Salient to Investors:

  • Mark Lynch at George Washington University said history shows that in a chaotic, violent civil war such as in Syria, US intervention would have had little effect other than to extend and exacerbate the conflict.
  • David Kilcullen at Caerus Associates said American air power will successfully blunt any further expansion of ISIS to capture cities but to roll them back from where they are now with air power alone will be very difficult. Kilcullen said ISIS is the greater threat than Assad.
  • Richard Haass at the Council on Foreign Relations said ISIS is a global threat, not just a Middle Eastern threat, while Assad is only a local threat. Haass said that, unlike al Qaeda, ISIS is not content just to destroy but wants to create, which is dangerous for us and all the people in the Middle East.
  • Emma Sky at Yale said that the only people who can defeat ISIS are Sunnis and they are a long way from that.
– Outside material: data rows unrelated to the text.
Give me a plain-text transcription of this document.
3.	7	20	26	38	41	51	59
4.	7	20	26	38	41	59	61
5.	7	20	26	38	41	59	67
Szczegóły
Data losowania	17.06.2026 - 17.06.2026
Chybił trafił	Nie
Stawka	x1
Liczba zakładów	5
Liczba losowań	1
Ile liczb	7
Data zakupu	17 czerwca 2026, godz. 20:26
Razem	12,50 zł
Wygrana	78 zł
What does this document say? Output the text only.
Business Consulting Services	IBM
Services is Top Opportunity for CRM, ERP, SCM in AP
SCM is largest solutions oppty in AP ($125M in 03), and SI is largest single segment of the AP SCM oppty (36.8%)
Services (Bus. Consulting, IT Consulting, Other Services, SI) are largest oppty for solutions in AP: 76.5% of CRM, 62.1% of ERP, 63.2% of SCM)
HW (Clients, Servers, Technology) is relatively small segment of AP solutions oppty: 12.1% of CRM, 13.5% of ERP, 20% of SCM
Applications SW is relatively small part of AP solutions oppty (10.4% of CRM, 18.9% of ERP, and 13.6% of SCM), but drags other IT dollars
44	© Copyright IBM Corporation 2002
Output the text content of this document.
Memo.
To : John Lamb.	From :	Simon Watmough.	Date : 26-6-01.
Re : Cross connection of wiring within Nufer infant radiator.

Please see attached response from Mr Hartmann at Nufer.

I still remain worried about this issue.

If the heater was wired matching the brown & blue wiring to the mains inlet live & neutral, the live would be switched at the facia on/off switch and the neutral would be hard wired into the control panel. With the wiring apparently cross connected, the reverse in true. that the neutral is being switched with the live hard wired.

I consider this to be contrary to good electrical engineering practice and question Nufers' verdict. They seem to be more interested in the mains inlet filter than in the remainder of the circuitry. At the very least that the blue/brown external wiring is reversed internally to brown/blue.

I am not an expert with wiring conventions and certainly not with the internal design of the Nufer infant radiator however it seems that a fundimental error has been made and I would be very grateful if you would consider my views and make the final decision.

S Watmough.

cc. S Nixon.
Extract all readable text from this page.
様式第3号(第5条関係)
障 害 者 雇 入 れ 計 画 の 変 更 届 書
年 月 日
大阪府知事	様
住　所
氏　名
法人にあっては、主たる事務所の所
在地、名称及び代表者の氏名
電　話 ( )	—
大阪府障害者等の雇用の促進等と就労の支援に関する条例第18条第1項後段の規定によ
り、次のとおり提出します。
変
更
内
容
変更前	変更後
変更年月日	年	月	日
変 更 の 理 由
Sky said ordinary people across the Middle East want what all people want – to live in safety, to send their kids to school, to be able to earn a living.
  • Shadi Hamid at Brookings said the rise of ISIS is tied more to the Syrian civil war and Assad is the root cause of the problem – in some ways it is too late and the costs are tremendous. Hamid said groups like ISIS are perfect for dictators, who can point to them as the alternative.
  • Pew Research Center said Singapore has the religious diversity, Vatican City the lowest, the US ranked only 68th out of 232, behind France and Bahrain.